飴 と



女の子らしいふりふりひらひらした服も嫌いではないけれど、苦手な分野に分類されるだろう。目の前に突き出された世に言うゴシックロリータ―――黒と白のコントラストがかわいらしいワンピースに、僕は思い切りうげぇと悲鳴を上げた。「駄目よアレンくん、そんな蛙の潰れたような声出しちゃ」嗜めるように言われ、これは僕のせいなのかと自問自答しているときに極めつけと言わんばかりに室長に押さえられる。「ねえアレンくん、ちょっと我慢してくれるかな、わが妹の望みを叶えてほしいんだ」その願いがゴスロリってどうなんですか。そう思ったけれど、僕の抵抗も空しくレースの服に袖を通されたのだった。

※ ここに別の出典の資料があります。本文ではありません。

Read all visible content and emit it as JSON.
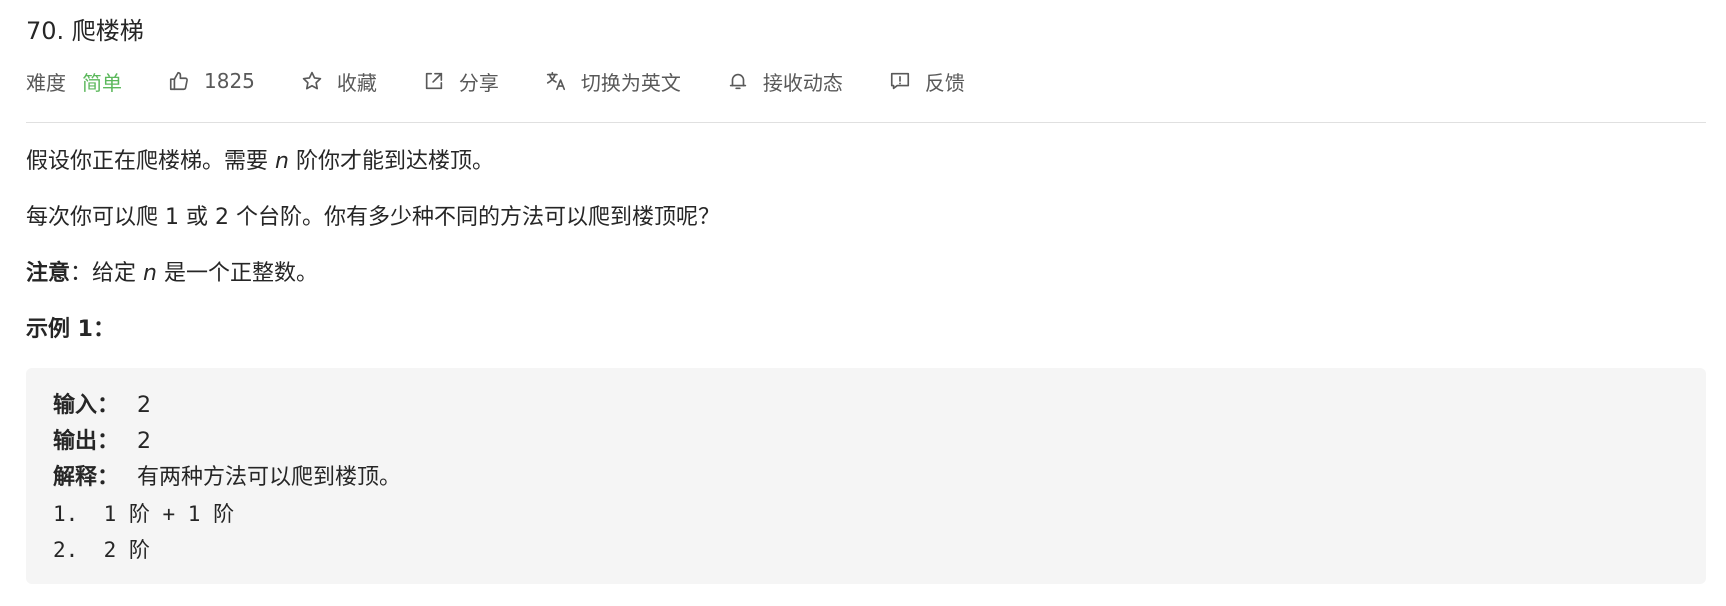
{
  "problem": {
    "title": "70. 爬楼梯"
  },
  "meta": {
    "difficulty_label": "难度",
    "difficulty_value": "简单",
    "difficulty_color": "#5cb85c",
    "likes": "1825",
    "favorite_label": "收藏",
    "share_label": "分享",
    "translate_label": "切换为英文",
    "subscribe_label": "接收动态",
    "feedback_label": "反馈",
    "icons": [
      "thumbs-up-icon",
      "star-icon",
      "share-icon",
      "translate-icon",
      "bell-icon",
      "feedback-icon"
    ]
  },
  "description": {
    "p1_pre": "假设你正在爬楼梯。需要 ",
    "p1_var": "n",
    "p1_post": " 阶你才能到达楼顶。",
    "p2": "每次你可以爬 1 或 2 个台阶。你有多少种不同的方法可以爬到楼顶呢？",
    "note_label": "注意",
    "note_pre": "：给定 ",
    "note_var": "n",
    "note_post": " 是一个正整数。",
    "example_heading": "示例 1："
  },
  "example": {
    "input_label": "输入：",
    "input_value": "2",
    "output_label": "输出：",
    "output_value": "2",
    "explain_label": "解释：",
    "explain_value": "有两种方法可以爬到楼顶。",
    "step1": "1.  1 阶 + 1 阶",
    "step2": "2.  2 阶"
  }
}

「あああ、やっぱり可愛いっ!!」言うなり抱きついてきたリナリーを受け止めることもできず、背後のソファに雪崩れ込む。いくらリナリーの願いだからってこれはあんまりすぎる。かわいらしい洋服に身を包まれた貧相な体。こんなところ神田にでも見られたらきっと僕は投身自殺でもしてしまうだろう。そしたらマナ、あなたに会いにいけますよとか浮世離れしたことを考えながらリナリーの頭を撫でた。なんだってリナリーはこんな格好をさせたかったのだろう。しかも僕が力の限り嫌がっても、だ。強行に出ることが滅多に無い彼女だからこそこの行動は不可解だった。レースを散りばめられた洋服はいつもの着心地とはかけ離れていてうまく動かせない。ストレッチ製のものなら多少は我慢できたのに、と唇を尖らせると駄目よとまた窘められた。「…こんなとこ、リナリー以外には見せたくも無いですよ」特にラビとか。ラビに見せたらいろんな意味でやばそうだ。あの記憶力のいいブックマン継承者はきっといつまでも覚えてねちこくそれをネタにしてからかってくるに違いない。随分と彼をなめきった態度で考えていると、ふとリナリーとは違った感触が背中を襲った。…背中?確か背後はソファだったはず、と僕は振り返る。端正な顔がそこにあった。「…ッッ!!!!!」叫び声をあげそうになって急いで顔を背ける。いつの間にかリナリーが離れていた。細い彼女の体はソファから数メートル離れていて、小さな掌がひらひらと揺れている。「ほんとは悔しいけど、ラビになんか渡したくないけど、でも仕方ないから、今日だけは譲ってあげるわ」「そりゃドーモ」ねえ何の話?何の話?僕は唖然として二人の応酬を眺めている。リナリーは本当に悔しそうに一瞬唇を噛む動作をして、(さっき僕に駄目って言ったくせに!)ぱたんと部屋から出て行った。「…え、なんなの?」あっけに取られた僕の背後でラビが僕の体をぎゅううう・と抱きしめる。「え、ちょっ、なんか苦しいですよ、なんかきついですよラビ」僕の抗議も空しくさらに力は増した。「なんか最高のプレゼントさぁー。このまま情事に持ち込みたい感じ」「アッハッハ力の限り拒絶していいですか?」…て、あれ?「ぷれぜんと?」片言になった僕の背後でラビが笑った。「あーひでぇさぁ、俺の誕生日覚えてくれてねーの」恋人なのにぃ、と子供のように拗ねたラビの頭を撫でながら僕はそうだった、今日はラビの誕生日だったとまるで他人事のように(――まあ確かに他人事だけど、一応表面上恋人なので。悔しいけど)ふーんと呟いた。「まあなんにせよ、誕生日おめでとうございます。生まれてきてくれてありがとうラビ」早口でまくし立てるように言った。言わないと忘れてしまいそうだった。「ん、ありがと。じゃあキスしてもいい?」「なにがじゃあなんですか?鉄拳がほしいんですか?それがお望みなら喜んで」「あ、ハイ。ほんとすみません」項垂れた赤毛がちくちく、レースと喉の間に挟まってくすぐったくて痛かった。